LETZTES UPDATE: 12.09.2017; 11:06

Genehmigung des Budgets und begleitende Budgetkontrolle durch den Nationalrat

Der Nationalrat beschließt den von der Bundesregierung jährlich vorzulegenden Entwurf des Bundesfinanzrahmengesetzes sowie des Bundesfinanzgesetzes ("Budgethoheit" des Nationalrates). Dem Bundesrat kommt gegen diese Gesetzesbeschlüsse kein Einspruchsrecht zu. Dem mit der Vorberatung des Bundesfinanzgesetzes betrauten Ausschuss (Budgetausschuss) obliegt auch die Mitwirkung des Nationalrates an der Haushaltsführung ("begleitende Budgetkontrolle"). Er berät über die vom Bundesminister/von der Bundesministerin für Finanzen diesbezüglich vorzulegenden Berichte (Siehe unter Parlament und Budget)

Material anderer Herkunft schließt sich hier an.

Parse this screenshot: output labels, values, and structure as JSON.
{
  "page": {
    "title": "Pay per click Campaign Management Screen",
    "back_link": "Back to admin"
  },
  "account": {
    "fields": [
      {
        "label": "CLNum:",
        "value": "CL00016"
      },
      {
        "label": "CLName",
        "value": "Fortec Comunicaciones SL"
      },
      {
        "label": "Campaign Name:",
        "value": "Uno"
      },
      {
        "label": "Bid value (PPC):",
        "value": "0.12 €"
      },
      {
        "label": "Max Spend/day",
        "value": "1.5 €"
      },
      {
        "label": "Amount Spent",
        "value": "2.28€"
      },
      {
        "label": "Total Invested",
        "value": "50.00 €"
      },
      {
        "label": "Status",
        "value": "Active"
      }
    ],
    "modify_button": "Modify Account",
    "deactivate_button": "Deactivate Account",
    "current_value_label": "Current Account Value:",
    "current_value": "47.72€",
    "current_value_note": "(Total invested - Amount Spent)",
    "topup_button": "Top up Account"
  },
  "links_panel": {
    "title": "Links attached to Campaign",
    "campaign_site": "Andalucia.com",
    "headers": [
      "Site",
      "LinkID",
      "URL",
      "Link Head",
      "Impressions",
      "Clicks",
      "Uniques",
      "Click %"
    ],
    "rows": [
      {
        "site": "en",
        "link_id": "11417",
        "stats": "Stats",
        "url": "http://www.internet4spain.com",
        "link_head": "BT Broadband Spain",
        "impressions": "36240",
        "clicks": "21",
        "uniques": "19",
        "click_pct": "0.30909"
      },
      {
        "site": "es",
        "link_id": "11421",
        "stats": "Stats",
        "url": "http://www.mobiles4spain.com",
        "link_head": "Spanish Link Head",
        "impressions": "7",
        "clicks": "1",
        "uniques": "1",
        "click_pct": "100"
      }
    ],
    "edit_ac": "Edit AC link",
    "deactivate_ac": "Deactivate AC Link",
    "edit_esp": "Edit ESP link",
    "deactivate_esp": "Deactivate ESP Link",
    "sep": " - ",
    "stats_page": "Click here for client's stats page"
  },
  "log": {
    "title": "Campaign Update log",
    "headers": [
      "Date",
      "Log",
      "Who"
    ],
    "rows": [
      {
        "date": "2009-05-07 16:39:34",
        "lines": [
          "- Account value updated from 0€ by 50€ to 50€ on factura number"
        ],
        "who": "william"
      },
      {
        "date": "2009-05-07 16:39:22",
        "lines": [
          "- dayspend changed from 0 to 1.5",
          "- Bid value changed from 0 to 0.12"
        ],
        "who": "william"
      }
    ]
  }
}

Der Rechnungshof prüft die Verwendung der Budgetmittel

Der Rechnungshof prüft als Organ des Nationalrates die gesamten Staatsfinanzen. Er legt dem Nationalrat jährlich einen Tätigkeitsbericht vor und kann jederzeit über einzelne Wahrnehmungen berichten. Der Nationalrat oder eine Minderheit von 20 Abgeordneten kann den Rechnungshof auch mit der Durchführung von Sonderprüfungen beauftragen. Es dürfen zu keinem Zeitpunkt mehr als drei Sonderprüfungen, die auf Verlangen einer Minderheit durchzuführen sind, anhängig sein. Darunter dürfen höchstens zwei Prüfungen sein, die vom gleichen Klub verlangt wurden.

Berichte des Rechnungshofs werden im Rechnungshofausschuss diskutiert. Dieser kann Auskunftspersonen laden und diese auch öffentlich befragen. 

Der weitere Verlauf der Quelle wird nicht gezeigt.